DevOps is the close sibling of the Cloud computing paradigm that helps you take your applications from the developers’ sandbox to the cloud-based production environment at the click of a button. At a high level, the DevOps process covers the CI/CD pipelines, security assessments, version management, release and deployment, performance and reliability mechanism, and other non-functional aspects of an application operation.
Lambda is a serverless offering from AWS that follows the Function-as-a-Service (FaaS) paradigm. It is an excellent platform with native support for multiple programming languages and runtimes, such as Node.js, Python, Ruby, Java, GO, .Net, and other custom installed runtimes.
When looking at AWS lambda from a development team’s perspective, there are enough significant reasons for adoption, such as homogenous performance, on-demand scalability, low cost, resource demand spikes, and more. However, you also need to consider the perspective of the DevOps team that is going to ensure the operation of your serverless offerings to your internal and external users.
Version and Release Management
The biggest struggle of the teams using AWS Lambda is about managing the version of the function that is in development that need deployed in production. Thankfully, Lambda provides 2 powerful concepts that together help in managing the versions accurately: Lambda versions and aliases. Lambda versions are immutable snapshots of the deployed functions. Aliases are the named references to any Lambda version. The good thing is that more than one aliases can point to the same version.

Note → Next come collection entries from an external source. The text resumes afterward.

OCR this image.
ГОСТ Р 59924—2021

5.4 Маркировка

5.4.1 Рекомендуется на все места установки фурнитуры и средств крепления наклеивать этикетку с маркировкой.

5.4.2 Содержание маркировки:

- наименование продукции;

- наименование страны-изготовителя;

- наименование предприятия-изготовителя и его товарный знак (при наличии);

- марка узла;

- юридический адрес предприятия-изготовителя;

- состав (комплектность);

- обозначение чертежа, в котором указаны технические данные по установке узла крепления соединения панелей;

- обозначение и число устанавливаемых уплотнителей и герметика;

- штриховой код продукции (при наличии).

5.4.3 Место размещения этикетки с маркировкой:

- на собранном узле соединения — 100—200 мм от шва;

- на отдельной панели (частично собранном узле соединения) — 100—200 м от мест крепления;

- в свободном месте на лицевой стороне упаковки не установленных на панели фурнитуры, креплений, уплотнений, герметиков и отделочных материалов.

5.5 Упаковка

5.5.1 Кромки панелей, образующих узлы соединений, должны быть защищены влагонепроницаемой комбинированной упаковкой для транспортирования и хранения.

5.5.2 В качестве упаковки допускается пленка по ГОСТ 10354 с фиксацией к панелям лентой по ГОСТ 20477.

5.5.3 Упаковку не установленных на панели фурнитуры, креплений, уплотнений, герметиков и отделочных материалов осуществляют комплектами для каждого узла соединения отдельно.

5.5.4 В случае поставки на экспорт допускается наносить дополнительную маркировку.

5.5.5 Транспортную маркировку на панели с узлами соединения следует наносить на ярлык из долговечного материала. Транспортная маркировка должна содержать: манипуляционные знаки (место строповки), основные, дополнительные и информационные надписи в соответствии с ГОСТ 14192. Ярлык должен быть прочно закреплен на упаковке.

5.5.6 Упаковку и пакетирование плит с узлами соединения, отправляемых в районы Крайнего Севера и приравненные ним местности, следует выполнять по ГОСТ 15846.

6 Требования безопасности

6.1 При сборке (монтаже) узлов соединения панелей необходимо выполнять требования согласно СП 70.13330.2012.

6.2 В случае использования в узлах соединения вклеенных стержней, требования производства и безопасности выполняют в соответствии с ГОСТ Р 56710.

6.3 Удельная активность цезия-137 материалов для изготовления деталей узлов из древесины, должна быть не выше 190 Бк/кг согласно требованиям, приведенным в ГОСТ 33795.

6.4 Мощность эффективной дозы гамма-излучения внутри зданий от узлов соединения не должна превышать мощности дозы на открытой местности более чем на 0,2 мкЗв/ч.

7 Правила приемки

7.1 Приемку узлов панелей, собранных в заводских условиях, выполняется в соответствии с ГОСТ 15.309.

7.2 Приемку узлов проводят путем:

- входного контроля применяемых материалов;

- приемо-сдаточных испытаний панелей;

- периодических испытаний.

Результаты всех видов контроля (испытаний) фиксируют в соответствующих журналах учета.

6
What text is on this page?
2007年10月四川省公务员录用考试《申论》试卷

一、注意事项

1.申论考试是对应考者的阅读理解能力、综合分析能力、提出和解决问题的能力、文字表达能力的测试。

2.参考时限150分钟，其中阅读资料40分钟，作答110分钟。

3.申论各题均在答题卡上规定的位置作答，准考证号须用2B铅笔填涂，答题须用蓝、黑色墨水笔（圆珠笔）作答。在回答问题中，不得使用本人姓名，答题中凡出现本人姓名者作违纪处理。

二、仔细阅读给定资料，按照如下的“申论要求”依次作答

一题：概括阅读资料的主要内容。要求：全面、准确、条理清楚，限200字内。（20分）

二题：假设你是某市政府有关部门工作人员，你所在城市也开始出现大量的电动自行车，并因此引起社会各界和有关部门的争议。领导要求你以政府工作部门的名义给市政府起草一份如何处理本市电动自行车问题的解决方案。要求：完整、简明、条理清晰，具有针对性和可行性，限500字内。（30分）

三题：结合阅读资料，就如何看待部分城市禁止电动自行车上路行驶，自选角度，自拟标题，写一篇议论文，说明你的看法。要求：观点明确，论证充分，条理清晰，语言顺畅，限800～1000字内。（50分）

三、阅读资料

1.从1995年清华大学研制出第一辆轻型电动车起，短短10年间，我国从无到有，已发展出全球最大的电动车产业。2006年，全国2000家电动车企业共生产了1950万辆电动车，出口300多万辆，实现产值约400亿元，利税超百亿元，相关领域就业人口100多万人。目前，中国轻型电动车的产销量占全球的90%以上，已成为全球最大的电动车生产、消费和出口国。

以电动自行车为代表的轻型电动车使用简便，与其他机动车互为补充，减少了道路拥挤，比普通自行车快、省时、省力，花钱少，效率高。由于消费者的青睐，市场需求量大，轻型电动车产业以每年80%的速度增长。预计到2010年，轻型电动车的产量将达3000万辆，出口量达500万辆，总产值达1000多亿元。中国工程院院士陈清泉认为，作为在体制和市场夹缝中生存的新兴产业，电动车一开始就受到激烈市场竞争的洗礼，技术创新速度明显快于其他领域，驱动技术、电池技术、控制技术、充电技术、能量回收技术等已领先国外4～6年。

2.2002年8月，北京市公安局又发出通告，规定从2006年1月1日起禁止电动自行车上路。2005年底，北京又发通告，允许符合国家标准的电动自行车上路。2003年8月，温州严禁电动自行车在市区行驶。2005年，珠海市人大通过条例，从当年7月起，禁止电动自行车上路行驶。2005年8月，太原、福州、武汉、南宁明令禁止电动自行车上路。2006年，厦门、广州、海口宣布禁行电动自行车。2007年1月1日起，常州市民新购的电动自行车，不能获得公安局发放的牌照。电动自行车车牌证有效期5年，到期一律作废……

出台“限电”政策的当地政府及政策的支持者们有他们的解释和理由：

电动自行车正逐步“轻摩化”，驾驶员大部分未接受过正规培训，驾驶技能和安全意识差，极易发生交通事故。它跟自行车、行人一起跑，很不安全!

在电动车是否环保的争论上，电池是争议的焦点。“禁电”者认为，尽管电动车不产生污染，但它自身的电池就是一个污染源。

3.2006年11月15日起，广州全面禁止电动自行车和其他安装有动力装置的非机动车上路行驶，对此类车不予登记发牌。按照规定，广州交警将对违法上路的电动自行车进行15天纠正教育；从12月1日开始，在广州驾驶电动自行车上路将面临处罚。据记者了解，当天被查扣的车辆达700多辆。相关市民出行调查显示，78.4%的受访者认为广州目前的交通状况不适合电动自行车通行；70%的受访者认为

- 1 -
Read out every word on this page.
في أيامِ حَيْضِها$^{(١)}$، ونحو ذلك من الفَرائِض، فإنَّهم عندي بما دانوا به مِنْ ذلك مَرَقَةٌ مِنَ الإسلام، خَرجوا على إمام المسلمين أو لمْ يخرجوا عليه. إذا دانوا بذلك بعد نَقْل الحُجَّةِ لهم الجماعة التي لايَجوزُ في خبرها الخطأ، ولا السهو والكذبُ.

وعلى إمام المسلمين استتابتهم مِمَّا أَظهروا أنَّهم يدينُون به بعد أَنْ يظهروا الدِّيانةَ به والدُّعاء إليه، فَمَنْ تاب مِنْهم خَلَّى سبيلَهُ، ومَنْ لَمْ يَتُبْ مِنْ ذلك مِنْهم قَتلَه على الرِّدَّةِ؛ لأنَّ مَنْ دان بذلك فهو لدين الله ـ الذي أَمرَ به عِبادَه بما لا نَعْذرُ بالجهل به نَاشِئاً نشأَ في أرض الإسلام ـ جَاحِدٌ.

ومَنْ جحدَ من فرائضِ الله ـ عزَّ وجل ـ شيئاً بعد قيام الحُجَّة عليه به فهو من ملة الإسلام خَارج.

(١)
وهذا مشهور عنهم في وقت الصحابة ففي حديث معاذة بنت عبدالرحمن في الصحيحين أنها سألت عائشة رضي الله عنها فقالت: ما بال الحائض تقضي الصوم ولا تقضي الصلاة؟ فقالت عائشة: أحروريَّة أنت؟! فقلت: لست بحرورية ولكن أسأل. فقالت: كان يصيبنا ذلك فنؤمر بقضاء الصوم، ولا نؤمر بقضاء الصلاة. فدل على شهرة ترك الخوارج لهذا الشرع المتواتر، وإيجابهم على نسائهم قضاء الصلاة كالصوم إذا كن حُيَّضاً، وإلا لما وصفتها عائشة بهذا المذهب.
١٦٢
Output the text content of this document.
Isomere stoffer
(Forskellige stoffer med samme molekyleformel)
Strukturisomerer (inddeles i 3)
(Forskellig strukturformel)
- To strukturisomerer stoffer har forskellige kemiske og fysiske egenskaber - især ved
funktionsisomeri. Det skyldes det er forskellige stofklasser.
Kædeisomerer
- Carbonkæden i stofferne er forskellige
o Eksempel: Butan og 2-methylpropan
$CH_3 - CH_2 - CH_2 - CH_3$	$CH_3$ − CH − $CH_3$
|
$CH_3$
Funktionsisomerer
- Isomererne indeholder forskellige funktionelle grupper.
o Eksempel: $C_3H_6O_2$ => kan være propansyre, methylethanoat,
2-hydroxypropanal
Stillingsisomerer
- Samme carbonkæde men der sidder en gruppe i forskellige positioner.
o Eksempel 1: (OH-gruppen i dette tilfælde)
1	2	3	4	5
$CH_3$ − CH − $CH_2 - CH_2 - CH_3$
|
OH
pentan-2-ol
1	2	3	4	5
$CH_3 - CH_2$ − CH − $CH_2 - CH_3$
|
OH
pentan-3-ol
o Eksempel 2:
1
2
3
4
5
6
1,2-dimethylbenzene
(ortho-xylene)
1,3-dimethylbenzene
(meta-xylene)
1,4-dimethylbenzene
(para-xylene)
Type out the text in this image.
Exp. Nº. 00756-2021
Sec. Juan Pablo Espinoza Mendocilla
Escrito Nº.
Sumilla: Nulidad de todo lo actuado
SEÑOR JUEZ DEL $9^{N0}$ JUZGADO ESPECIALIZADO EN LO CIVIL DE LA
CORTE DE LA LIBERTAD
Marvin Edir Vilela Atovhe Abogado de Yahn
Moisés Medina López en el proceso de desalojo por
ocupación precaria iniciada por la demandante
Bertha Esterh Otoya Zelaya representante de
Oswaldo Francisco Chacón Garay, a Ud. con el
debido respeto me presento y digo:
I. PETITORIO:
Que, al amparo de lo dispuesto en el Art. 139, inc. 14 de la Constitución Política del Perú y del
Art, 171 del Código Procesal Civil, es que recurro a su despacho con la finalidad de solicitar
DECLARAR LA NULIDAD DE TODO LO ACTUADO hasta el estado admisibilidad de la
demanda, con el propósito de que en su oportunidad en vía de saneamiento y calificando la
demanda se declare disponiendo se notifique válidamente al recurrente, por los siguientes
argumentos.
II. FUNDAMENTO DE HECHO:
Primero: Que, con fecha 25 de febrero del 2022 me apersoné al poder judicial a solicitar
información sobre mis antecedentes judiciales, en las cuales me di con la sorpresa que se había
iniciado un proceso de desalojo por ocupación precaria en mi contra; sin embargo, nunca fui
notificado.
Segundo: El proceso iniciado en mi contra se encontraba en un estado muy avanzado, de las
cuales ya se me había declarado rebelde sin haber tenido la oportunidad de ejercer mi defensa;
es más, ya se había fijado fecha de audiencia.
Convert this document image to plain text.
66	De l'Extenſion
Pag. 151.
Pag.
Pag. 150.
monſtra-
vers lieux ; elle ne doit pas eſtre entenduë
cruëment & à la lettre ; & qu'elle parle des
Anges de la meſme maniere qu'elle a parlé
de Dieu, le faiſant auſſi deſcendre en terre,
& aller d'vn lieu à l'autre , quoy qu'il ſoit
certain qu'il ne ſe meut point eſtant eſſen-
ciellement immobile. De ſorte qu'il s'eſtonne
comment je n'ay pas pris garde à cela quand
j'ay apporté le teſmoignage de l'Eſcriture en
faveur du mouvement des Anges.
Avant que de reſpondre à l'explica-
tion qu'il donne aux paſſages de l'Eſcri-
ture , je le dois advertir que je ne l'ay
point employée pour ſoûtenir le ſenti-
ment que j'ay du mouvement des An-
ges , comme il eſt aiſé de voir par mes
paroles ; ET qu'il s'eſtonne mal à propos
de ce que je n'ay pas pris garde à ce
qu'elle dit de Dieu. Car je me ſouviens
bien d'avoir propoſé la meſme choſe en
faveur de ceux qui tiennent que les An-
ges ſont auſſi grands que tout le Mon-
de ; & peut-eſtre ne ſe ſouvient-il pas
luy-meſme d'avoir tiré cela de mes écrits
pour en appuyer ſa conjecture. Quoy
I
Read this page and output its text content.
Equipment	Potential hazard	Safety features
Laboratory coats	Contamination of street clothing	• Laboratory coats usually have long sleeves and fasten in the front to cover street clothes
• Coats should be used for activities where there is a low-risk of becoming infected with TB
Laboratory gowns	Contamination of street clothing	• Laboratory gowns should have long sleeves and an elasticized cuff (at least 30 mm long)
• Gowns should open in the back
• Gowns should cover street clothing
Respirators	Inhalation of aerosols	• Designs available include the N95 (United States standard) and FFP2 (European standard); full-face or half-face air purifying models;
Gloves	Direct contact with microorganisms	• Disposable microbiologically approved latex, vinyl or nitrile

How does it all work together? When the developer commits a code to the source code versioning repository, such as Git, the AWS CLI pushes the code change to Lambda. Dev, QA, and Prod are specific aliases of existing versions. When a new version is available, the alias is simply modified to point to the $Latest version of the Lambda function. The change in the version is completely transparent to the users who continue to use the alias assigned to them. When the $Latest version of the Lambda is ready to be pushed to production, the Prod alias is updated to point to it and the end-users start using it.
A well-crafted CI/CD pipeline takes care of triggering the push from the code repository to the AWS Lambda, updating the aliases at respective stages of verification and testing, and making the final release by update the Prod alias. All of this happens automatically.
Performance Monitoring and Reliability Management
Performance and reliability are two sides of the same coin. While performance focuses on maintaining the velocity, concurrency, and throughput, reliability focuses on the availability and correctness of the functions. DevOps team needs to continuously monitor key metrics to ensure desired performance and high reliability of Lambda functions. Some of these metrics are available for easy monitoring using AWS CloudWatch service, while others need to be configured using a custom-built DevOps monitoring solution.
For ensuring high performance, it is important to monitor all or most of the following metrics.
- Duration: It is the time taken to execute one cycle of a Lambda function.
- Resource consumption: It is important to capture the minimum and maximum amount of memory consumed, CPU cycles utilized, and thread-pool sizes.
- Invocations: It is the number of times the Lambda function was invoked by the users.
- Concurrent execution: It is the calculated sum of all executions happening at a given point in time.
For ensuring good availability and reliability, the following metrics can be monitored.
- Throttles: It is the number of times a function could not be invoked because it had reached the maximum provisioned concurrency.
- Timeouts: It is the number of times a function aborted execution mid-way due to unavailability of any of the resources or taking too long to complete the execution.
- Errors: It is the count of errors caused in the code due to unhandled exceptions and runtime errors.
- Dead-letter Errors: It is the number of times Lambda failed to send an unprocessed event to the dead-letter queue. It directly indicates the amount of data loss by the Lambda function.
While most of these metrics are inherently provided by AWS CloudWatch, it is important to use alternate sources such as application logs and application events to capture metrics such as resource consumption and errors. DevOps team needs to continuously analyze these metrics to adjust the performance and reliability of the functions. There are APM tools available for improving the observability of the Lambda functions.
Security assessment and Vulnerabilities
There are multiple security pitfalls with serverless functions that Lambda inherits from the architecture. They range into the broad categories of access management, vulnerability and penetration assessment, and compliances.
AWS provides strong integration with the AWS IAM service that takes care of the resource-based access policy and role-based access policy. Under the shared responsibility model, AWS allows its customers to configure these policies according to their specific business needs and AWS enforces them on the Lambda functions.
With regards to vulnerability assessment and penetration testing, the biggest pitfall is having a public event source triggering the execution of the Lambda functions. This might result in brute-force threats and an uncontrolled number of invocations, executions, and throttles for the Lambda function.
DevOps team needs to configure various standard code review tools, static and dynamic code analysis tools, dependency vulnerability check tools, and security test tools for clearly assessing the possible threats and security issues with the code as well as the configuration of the Lambda functions. This might be a one-time activity with a new version of the Lambda function read for release to the production environment.